CHAPITRE 27 - Raconte-moi

143 11 0
                                    

La semaine suivante, je me rendis au lycée après un week-end entier passé devant Netflix. J'avais poncé tous les genres, en passant par les histoires à l'eau de rose et les documentaires scientifiques auxquels je ne comprenais pas un traître mot. Inutile de préciser que mes soirées étaient également teintées de pleurs et de rires hystériques, signes d'une réelle descente vers la Folie.

Mais peu importait : je tenais le coup. Je devais terminer l'année afin de gagner des points et de pouvoir changer d'établissement.

Peut-être que d'autres élèves, ici ou ailleurs, allaient avoir besoin de moi ?

Peut-être que l'année suivante, je trouverai ma place ?

Pour l'or, je devais me concentrer sur mes Première, qui allaient rappliquer dans ma salle quelques minutes plus tard.

Je regardai ma montre : 8h47.

Plus que huit minutes avant l'explosion.

Tous aux abris.

Je sortis la petite clé de ma poche, et la mis dans - la serrure.
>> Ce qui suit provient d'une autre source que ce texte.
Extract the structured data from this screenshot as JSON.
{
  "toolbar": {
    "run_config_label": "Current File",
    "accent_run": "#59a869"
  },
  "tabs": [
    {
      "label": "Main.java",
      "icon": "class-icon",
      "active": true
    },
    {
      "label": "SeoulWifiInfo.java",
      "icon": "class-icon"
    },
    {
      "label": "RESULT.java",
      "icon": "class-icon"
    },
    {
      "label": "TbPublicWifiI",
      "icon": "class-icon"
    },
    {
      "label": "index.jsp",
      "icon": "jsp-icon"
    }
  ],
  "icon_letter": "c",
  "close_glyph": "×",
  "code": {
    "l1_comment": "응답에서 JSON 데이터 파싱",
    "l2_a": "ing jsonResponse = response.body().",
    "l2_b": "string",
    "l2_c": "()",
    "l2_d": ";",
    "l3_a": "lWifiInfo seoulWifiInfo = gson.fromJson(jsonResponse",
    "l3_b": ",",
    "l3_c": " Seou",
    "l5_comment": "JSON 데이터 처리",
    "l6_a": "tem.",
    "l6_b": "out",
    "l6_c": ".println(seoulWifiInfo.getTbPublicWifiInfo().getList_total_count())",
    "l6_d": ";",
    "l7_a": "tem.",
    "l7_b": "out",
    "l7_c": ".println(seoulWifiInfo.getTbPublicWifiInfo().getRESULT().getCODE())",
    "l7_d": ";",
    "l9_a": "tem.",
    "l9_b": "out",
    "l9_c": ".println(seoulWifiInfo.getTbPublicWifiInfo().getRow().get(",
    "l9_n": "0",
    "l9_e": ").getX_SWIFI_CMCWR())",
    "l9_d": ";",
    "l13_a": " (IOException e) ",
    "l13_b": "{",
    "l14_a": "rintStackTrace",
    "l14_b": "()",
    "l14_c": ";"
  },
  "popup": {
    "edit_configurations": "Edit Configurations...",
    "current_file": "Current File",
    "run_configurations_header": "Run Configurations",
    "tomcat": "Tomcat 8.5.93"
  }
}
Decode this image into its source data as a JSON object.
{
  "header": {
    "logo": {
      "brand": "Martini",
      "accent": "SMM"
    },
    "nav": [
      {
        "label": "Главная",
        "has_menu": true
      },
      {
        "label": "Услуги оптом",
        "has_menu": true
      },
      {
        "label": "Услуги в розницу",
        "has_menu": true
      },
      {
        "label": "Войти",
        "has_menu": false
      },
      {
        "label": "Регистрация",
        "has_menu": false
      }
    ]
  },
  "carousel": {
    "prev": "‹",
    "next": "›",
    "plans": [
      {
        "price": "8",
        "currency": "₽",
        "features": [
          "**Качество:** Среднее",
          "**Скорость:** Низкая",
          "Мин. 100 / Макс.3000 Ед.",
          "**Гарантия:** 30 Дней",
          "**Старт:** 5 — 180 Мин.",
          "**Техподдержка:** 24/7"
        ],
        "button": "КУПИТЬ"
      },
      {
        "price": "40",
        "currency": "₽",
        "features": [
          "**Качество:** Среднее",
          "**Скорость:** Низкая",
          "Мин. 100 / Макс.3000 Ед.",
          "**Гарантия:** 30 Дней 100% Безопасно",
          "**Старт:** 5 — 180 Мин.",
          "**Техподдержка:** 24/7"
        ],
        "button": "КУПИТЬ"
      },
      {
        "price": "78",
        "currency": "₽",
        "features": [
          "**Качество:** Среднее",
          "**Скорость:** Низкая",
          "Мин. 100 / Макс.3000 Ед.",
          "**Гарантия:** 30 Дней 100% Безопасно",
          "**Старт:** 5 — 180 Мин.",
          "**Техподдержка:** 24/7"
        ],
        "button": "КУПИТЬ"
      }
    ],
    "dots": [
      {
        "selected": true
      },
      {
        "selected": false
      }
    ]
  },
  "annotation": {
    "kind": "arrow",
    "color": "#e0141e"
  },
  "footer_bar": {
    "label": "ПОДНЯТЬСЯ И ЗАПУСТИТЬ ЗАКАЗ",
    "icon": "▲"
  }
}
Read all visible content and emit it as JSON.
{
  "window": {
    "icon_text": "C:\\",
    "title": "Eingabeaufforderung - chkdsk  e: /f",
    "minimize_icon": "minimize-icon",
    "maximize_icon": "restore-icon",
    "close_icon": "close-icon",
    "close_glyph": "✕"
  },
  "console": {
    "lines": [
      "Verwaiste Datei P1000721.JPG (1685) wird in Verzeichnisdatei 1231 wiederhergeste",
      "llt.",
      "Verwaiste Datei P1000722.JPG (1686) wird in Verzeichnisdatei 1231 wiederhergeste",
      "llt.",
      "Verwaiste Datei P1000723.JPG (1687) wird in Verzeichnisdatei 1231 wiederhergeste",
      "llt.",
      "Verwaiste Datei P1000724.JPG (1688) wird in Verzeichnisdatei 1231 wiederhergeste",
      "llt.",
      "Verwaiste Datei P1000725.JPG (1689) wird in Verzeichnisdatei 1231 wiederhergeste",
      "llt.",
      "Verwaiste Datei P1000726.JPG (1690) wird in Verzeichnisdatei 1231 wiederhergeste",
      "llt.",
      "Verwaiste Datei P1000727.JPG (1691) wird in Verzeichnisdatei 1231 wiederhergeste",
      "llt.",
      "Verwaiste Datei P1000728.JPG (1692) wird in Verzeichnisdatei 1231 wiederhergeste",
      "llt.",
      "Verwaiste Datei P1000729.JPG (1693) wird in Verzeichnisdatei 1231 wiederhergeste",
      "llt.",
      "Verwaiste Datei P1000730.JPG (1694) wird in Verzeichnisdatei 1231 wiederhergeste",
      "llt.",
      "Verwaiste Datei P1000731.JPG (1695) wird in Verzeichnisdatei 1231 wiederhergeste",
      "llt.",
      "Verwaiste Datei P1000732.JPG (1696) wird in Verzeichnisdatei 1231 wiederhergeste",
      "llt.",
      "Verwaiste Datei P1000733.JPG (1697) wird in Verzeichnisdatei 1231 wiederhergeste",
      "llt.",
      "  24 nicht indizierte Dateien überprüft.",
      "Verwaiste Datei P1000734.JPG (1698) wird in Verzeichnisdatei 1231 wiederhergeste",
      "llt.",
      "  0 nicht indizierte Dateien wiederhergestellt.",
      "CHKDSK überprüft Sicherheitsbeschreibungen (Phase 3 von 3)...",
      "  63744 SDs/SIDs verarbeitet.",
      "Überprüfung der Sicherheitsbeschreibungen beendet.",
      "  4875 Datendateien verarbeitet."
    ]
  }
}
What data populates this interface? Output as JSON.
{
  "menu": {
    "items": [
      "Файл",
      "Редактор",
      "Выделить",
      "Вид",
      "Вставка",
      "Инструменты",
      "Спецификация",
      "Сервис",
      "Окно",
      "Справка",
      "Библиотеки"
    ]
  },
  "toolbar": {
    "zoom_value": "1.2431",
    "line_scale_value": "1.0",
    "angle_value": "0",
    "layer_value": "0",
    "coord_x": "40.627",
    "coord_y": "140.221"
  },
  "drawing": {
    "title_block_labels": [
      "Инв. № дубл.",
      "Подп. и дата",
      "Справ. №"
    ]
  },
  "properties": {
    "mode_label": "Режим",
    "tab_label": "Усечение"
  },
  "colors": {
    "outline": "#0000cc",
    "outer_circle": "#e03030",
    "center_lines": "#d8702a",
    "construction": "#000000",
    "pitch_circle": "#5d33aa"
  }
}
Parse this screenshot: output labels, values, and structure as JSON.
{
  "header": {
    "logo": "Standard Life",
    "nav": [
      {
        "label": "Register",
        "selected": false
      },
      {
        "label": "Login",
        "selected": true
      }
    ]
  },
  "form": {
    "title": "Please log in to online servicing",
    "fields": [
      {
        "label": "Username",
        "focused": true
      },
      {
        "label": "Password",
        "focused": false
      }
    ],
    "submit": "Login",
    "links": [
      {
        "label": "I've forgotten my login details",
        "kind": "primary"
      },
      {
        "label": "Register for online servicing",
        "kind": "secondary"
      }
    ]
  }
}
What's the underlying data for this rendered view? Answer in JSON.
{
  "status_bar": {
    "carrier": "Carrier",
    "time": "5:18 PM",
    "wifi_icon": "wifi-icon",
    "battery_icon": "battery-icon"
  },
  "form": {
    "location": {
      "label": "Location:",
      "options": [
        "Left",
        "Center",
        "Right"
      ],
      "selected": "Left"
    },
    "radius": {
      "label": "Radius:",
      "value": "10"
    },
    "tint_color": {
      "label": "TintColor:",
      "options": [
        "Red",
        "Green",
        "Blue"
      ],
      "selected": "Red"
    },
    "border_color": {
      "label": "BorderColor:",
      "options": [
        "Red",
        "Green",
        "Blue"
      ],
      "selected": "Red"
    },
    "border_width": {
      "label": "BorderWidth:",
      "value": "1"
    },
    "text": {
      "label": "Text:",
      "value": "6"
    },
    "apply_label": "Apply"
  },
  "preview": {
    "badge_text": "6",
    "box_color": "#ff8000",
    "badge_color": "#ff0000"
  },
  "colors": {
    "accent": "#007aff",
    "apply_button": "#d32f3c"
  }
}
Mais impossible de la tourner : quelqu'un était déjà entré. J'ouvris la porte et vis un rayon de soleil.

— Ehhhhh ma bella !!!

Je me retournai d'un bond, manquant de peu d'arrêt cardiaque. Je vis la charmante femme aux cheveux noirs qui me servait de psychologue à ses heures perdues dans ce fichu lycée.

Elle m'avait manqué : j'avais passé une semaine à osciller entre ma salle et ma voiture, sans prendre le temps d'aller la voir. Honte à moi. Safiya était pourtant ma seule amie dans cet enfer qu'était le lycée.

— Oh, Safiya... Tu m'as flanqué une trouille... Bégayai-je, reprenant mon souffle.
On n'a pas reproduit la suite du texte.